Estimated reading time: 3 minutes, 18 seconds

Time for a Yearly Checkup

checkupOnly a couple weeks ago,  as I was looking at my calendar to schedule yet another meeting I realized that it was December! While I have looked at that same calendar a thousand times throughout the year, it never really sank in until that moment how fast 2012 has gone. Being heads down in project after project at work, while balancing getting the kids to every soccer practice and dance lesson on time at home, it becomes very easy to fall into a day to day routine of simply getting the next task done.

 

The danger in staying in this routine is that we can quickly become stagnant in both the personal and professional realms, and becoming stagnant in any situation will eventually lead to obsolescence. A professional mentor once told me “If you’re not moving forward, you are moving backward”, which I have learned through my own experience to be very true. It is for this reason that I take this time of year to take a subjective look at both personal and professional realities to truly evaluate where I am and what needs to be done in order to get where I want to go.

By way of a “eureka” moment several years after I started this practice, I realized the same strategy could and should be used to drive goals for the EDI department as well.  It is very easy to get stuck in the routine of thinking of EDI as consisting of 4010 850, 855, 856, and 810 documents,  so stepping back from your current operations now and again could give you a fresh perspective. In this evaluation nothing is off limits, including growth potential and expertise of personnel, hardware, software, program delivery (i.e. in house or outsourced), and even as a manager your goals and strategy.

First, I always start at what we are doing well and what progress we have made for the year as far as driving efficiencies in the business.  Identifying current strengths by committing them to a document allows you transfer them from and make them a bit more concrete, allowing you to leverage those strengths in future growth. Along with strengths, where are our weakness? An honest, subjective look can produce, mountains of opportunities that get looked over in the hustle and bustle of daily operations.

Second, I like to evaluate the current transactions that we are supporting. Talk to the other department heads in the building and educate them on enhancements other documents can bring to the table. For example, do you run a B2C website? Maybe requiring an 846 inventory document from your vendors may help manage stock outs. Are the folks in product planning having a difficult time meeting demand due to incomplete forecast data? Maybe a good solution would be to bring on the 830 planning document for ordering, or 852 for point of sale data.

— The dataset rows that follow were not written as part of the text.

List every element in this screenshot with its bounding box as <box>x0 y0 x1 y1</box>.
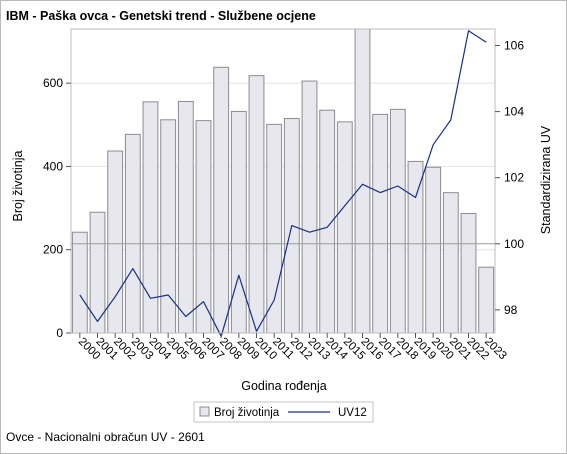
legend-border <box>193 401 374 423</box>
legend-line-label: UV12 <box>338 407 367 419</box>
x-axis-label: Godina rođenja <box>241 379 327 393</box>
line-series <box>79 30 487 337</box>
bar-2000 <box>71 231 88 334</box>
plot-area-border <box>70 28 496 334</box>
left-tick-label: 600 <box>43 76 63 90</box>
bar-2011 <box>266 123 283 334</box>
y-axis-label-left: Broj životinja <box>11 151 25 222</box>
right-tick-label: 100 <box>504 237 524 251</box>
bar-2006 <box>177 100 194 334</box>
chart-title: IBM - Paška ovca - Genetski trend - Služ… <box>6 9 316 23</box>
gridlines <box>71 82 495 251</box>
right-tick-label: 102 <box>504 171 524 185</box>
bar-2002 <box>107 150 124 334</box>
bar-2008 <box>213 66 230 334</box>
series-line-uv12 <box>79 30 487 337</box>
bar-2015 <box>336 121 353 334</box>
left-tick-label: 400 <box>43 159 63 173</box>
bar-2003 <box>124 133 141 334</box>
bar-2021 <box>442 192 459 334</box>
right-tick-label: 106 <box>504 39 524 53</box>
y-axis-label-right: Standardizirana UV <box>539 125 553 234</box>
bar-2016 <box>354 28 371 334</box>
bar-2010 <box>248 75 265 334</box>
bar-2009 <box>230 110 247 334</box>
bar-2019 <box>407 160 424 334</box>
left-tick-label: 200 <box>43 243 63 257</box>
right-tick-label: 98 <box>504 303 518 317</box>
footnote: Ovce - Nacionalni obračun UV - 2601 <box>6 430 205 444</box>
legend: Broj životinja UV12 <box>193 401 374 423</box>
legend-bar-swatch <box>199 406 210 417</box>
legend-bar-label: Broj životinja <box>214 407 280 419</box>
bar-2017 <box>372 113 389 334</box>
bar-series <box>71 28 495 334</box>
x-axis: 2000200120022003200420052006200720082009… <box>76 333 509 363</box>
right-tick-label: 104 <box>504 105 524 119</box>
left-tick-label: 0 <box>56 326 63 340</box>
right-axis: 98 100 102 104 106 <box>495 39 524 317</box>
bar-2013 <box>301 80 318 334</box>
left-axis: 0 200 400 600 <box>43 76 71 340</box>
bar-2020 <box>425 166 442 334</box>
bar-2018 <box>389 108 406 334</box>
bar-2022 <box>460 212 477 334</box>
bar-2023 <box>478 266 495 334</box>
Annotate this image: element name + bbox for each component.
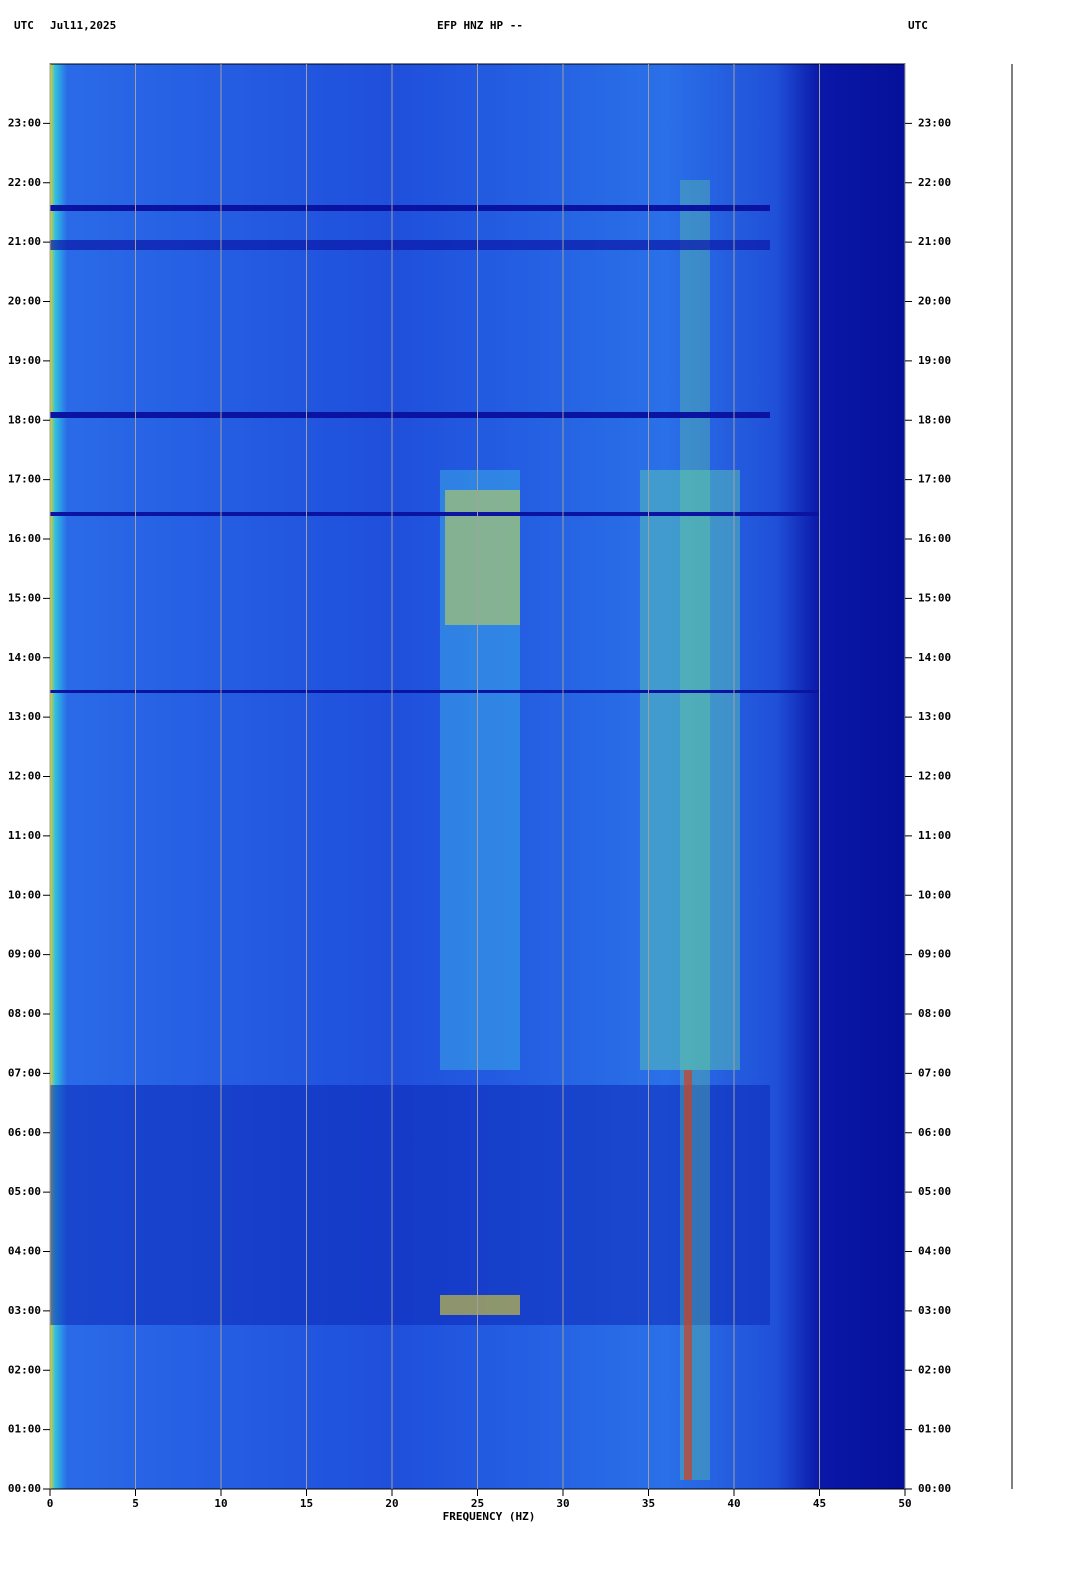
x-axis-label: FREQUENCY (HZ) [443,1510,536,1523]
y-tick-label: 14:00 [8,651,41,664]
x-tick-label: 30 [556,1497,569,1510]
y-tick-label: 21:00 [8,235,41,248]
y-tick-label: 00:00 [8,1482,41,1495]
x-tick-label: 25 [471,1497,484,1510]
y-tick-label: 15:00 [8,591,41,604]
y-tick-label: 04:00 [8,1245,41,1258]
y-tick-label-right: 09:00 [918,948,951,961]
x-tick-label: 5 [132,1497,139,1510]
y-tick-label-right: 07:00 [918,1066,951,1079]
y-tick-label-right: 01:00 [918,1423,951,1436]
y-tick-label-right: 13:00 [918,710,951,723]
x-tick-label: 15 [300,1497,313,1510]
y-tick-label: 02:00 [8,1363,41,1376]
time-zone-label: UTC [14,19,34,32]
y-tick-label-right: 10:00 [918,888,951,901]
y-tick-label-right: 15:00 [918,591,951,604]
y-tick-label-right: 22:00 [918,176,951,189]
y-tick-label-right: 16:00 [918,532,951,545]
y-tick-label: 20:00 [8,295,41,308]
x-tick-label: 20 [385,1497,398,1510]
y-tick-label: 19:00 [8,354,41,367]
y-tick-label-right: 04:00 [918,1245,951,1258]
x-tick-label: 40 [727,1497,740,1510]
y-tick-label: 05:00 [8,1185,41,1198]
y-tick-label-right: 12:00 [918,770,951,783]
y-tick-label: 13:00 [8,710,41,723]
y-tick-label-right: 11:00 [918,829,951,842]
y-tick-label: 06:00 [8,1126,41,1139]
x-tick-label: 35 [642,1497,655,1510]
y-tick-label: 22:00 [8,176,41,189]
y-tick-label-right: 02:00 [918,1363,951,1376]
y-tick-label-right: 03:00 [918,1304,951,1317]
y-tick-label: 08:00 [8,1007,41,1020]
x-tick-label: 50 [898,1497,911,1510]
x-tick-label: 45 [813,1497,826,1510]
y-tick-label: 17:00 [8,473,41,486]
y-tick-label-right: 23:00 [918,116,951,129]
x-tick-label: 0 [47,1497,54,1510]
y-tick-label: 23:00 [8,116,41,129]
y-tick-label-right: 06:00 [918,1126,951,1139]
y-tick-label: 18:00 [8,413,41,426]
y-tick-label: 01:00 [8,1423,41,1436]
chart-title: EFP HNZ HP -- [437,19,523,32]
y-tick-label-right: 14:00 [918,651,951,664]
y-tick-label-right: 05:00 [918,1185,951,1198]
y-tick-label: 12:00 [8,770,41,783]
y-tick-label: 09:00 [8,948,41,961]
y-tick-label-right: 17:00 [918,473,951,486]
y-tick-label-right: 21:00 [918,235,951,248]
y-tick-label: 11:00 [8,829,41,842]
time-zone-label-right: UTC [908,19,928,32]
y-tick-label: 16:00 [8,532,41,545]
x-tick-label: 10 [214,1497,227,1510]
y-tick-label-right: 00:00 [918,1482,951,1495]
date-label: Jul11,2025 [50,19,116,32]
y-tick-label: 10:00 [8,888,41,901]
y-tick-label-right: 08:00 [918,1007,951,1020]
y-tick-label: 07:00 [8,1066,41,1079]
y-tick-label-right: 20:00 [918,295,951,308]
y-tick-label-right: 18:00 [918,413,951,426]
y-tick-label-right: 19:00 [918,354,951,367]
y-tick-label: 03:00 [8,1304,41,1317]
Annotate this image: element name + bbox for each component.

Lastly, identify the gaps. For instance if you are in production with a trading partner on the 850 PO, but they only send 40% via EDI and the others are faxed, then it is time to have a conversation to find out why this is occurring. They may have branches that don’t know they can send EDI, or there may be issues in processing that they haven’t communicated to you, but rather just found a work around. Another example is to make sure that the organization has the technical infrastructure to support the customer base. Adding XML or AS2 communications to the tool belt may go a long way in the marketplace.

Growth, be it personal or professional is never simple and easy. Periodically conducting a sanity check on yourself can prove to be invaluable in meeting your goals. Just as it wouldn’t be advisable to drive across country without glancing at the GPS now and again, not doing these self checks could route you to a direction you didn’t want to go.